The silence in the “minute of silence”
The horrific attacks in Paris have reinvigorated debates about terrorism, Islamic extremism and (in)humanity. Memorial events should be approached in a more inclusive way, calling attention to similar tragedies that take place further from "home."
On 16 November, one minute of silence was held across the EU to mourn the victims of the terrible events in Paris. The Humanities Faculty of Leiden University called on its staff and students to “observe a minute’s silence as a token of respect for the French nation.” Although this gesture was intended to commemorate “all innocent victims of terror,” it is clear that the reason was Paris, not the attacks in Beirut (one day earlier, also claimed by ISIS) or Turkey, the ongoing violence in Iraq, Syria and Nigeria, or the brutal massacre of 132 school children in Peshawar and 147 university students in Kenya (both less than one year ago). These other places and incidents remained, in sharp contrast to “Paris,” unnamed.

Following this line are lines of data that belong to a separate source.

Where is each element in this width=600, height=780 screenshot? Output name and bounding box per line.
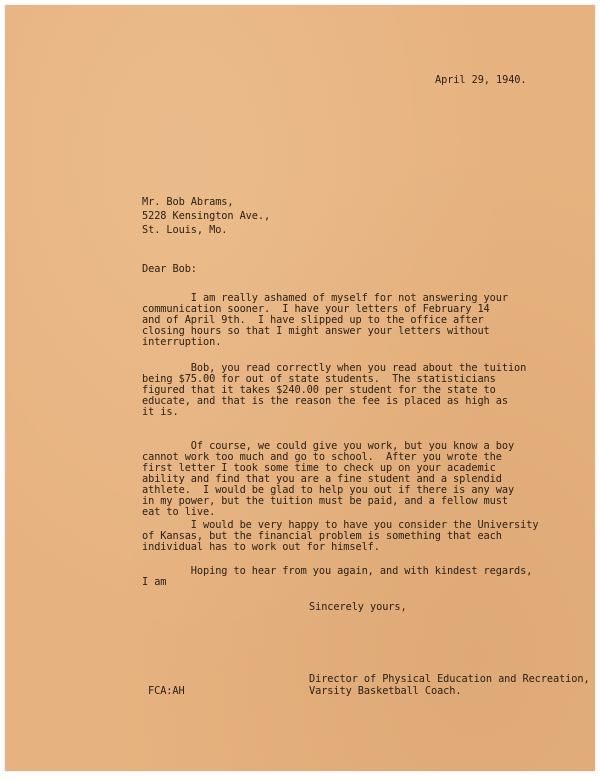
body-line: figured that it takes $240.00 per student for the state to [142, 384, 496, 396]
body-line: and of April 9th. I have slipped up to the office after [142, 314, 484, 326]
recipient-name: Mr. Bob Abrams, [142, 196, 234, 208]
closing: Sincerely yours, [309, 601, 407, 613]
paragraph-2 [142, 363, 526, 418]
body-line: closing hours so that I might answer your letters without [142, 325, 490, 337]
body-line: I am really ashamed of myself for not answering your [142, 292, 508, 304]
body-line: Of course, we could give you work, but you know a boy [142, 440, 515, 452]
letter-page [5, 5, 595, 771]
signature-title-line-1: Director of Physical Education and Recreation, [309, 673, 590, 685]
recipient-street: 5228 Kensington Ave., [142, 210, 271, 222]
body-line: I would be very happy to have you consider the University [142, 519, 539, 531]
body-line: I am [142, 576, 167, 588]
paragraph-4 [142, 520, 538, 553]
body-line: Bob, you read correctly when you read about the tuition [142, 362, 527, 374]
body-line: ability and find that you are a fine student and a splendid [142, 473, 502, 485]
body-line: Hoping to hear from you again, and with kindest regards, [142, 565, 533, 577]
body-line: educate, and that is the reason the fee is placed as high as [142, 395, 508, 407]
recipient-city: St. Louis, Mo. [142, 224, 228, 236]
letter-date: April 29, 1940. [435, 74, 527, 86]
body-line: individual has to work out for himself. [142, 541, 380, 553]
body-line: eat to live. [142, 506, 216, 518]
body-line: communication sooner. I have your letters of February 14 [142, 303, 490, 315]
paragraph-3 [142, 441, 514, 518]
paragraph-1 [142, 293, 508, 348]
salutation: Dear Bob: [142, 263, 197, 275]
body-line: cannot work too much and go to school. After you wrote the [142, 451, 502, 463]
paragraph-5 [142, 566, 532, 588]
body-line: first letter I took some time to check up on your academic [142, 462, 496, 474]
signature-title-line-2: Varsity Basketball Coach. [309, 685, 462, 697]
body-line: of Kansas, but the financial problem is something that each [142, 530, 502, 542]
body-line: being $75.00 for out of state students. The statisticians [142, 373, 496, 385]
body-line: athlete. I would be glad to help you out if there is any way [142, 484, 515, 496]
body-line: interruption. [142, 336, 222, 348]
body-line: in my power, but the tuition must be paid, and a fellow must [142, 495, 508, 507]
body-line: it is. [142, 406, 179, 418]
reference-initials: FCA:AH [148, 685, 185, 697]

There is a pattern, of course. In the days after the recent attacks, our Facebook accounts were filled with heated discussions about the disproportionate attention for ISIS’ western targets in the public sphere. The Dutch prime minister Mark Rutte gave a press conference to express his disgust about the events and announce new security measures. He too only mentioned Paris. He also conveniently ignored underlying causes (ongoing military interventions in the Middle East, the ghettoization of European suburbs), reducing the threat posed by violent extremists to an attack on “our” values, civilization, freedom, and way of living. As if the attacks taking place outside Europe were not directed at people’s freedom and way of living, or intended to “destabilize” society by creating “fear and discord.” In our view, the school in Peshawar is by no means less symbolic a target than a restaurant in Paris.
Why is it that similar brutal assaults committed elsewhere, inspired by the very same ideology, do not motivate any higher official within the government or the university to organize a joint “token of respect”?
Explanations abound. The fear that this kind of violence has finally entered our society is one of them. Another bears on the (physical and cultural) proximity between people in the Netherlands and France (“it is our brain”). The problem with such explanations is that they take “our” views and the backgrounds of the people that live “here” for granted. The implicit message is that everyone should be able to sympathise with France, while it is understandable and justifiable that the same is not true with regard to Lebanon or Syria. Events like the minute of silence at the university and Mark Rutte’s speech reinforce this norm.
Both the university and Dutch society are far from homogeneous. Many of the staff and the students of the Faculty of Humanities either come from, or work on/in places where this sort of violence is happening on a daily basis. At the same time, the problem with the dominant norm exceeds the basic value of solidarity. As Judith Butler and Willem Schinkel have argued in response to the recent events, there seems to be a connection between the politics of public mourning and militarization.
To hold a minute of silence is to make a strong statement. In academia particularly, it is a rare act. Would it be an idea if university administrators use their powerful positions to facilitate public spectacles of mourning or commemoration that are more inclusive? Just to make sure that the motto, “Discover the world at Leiden University,” is more than an empty form of branding.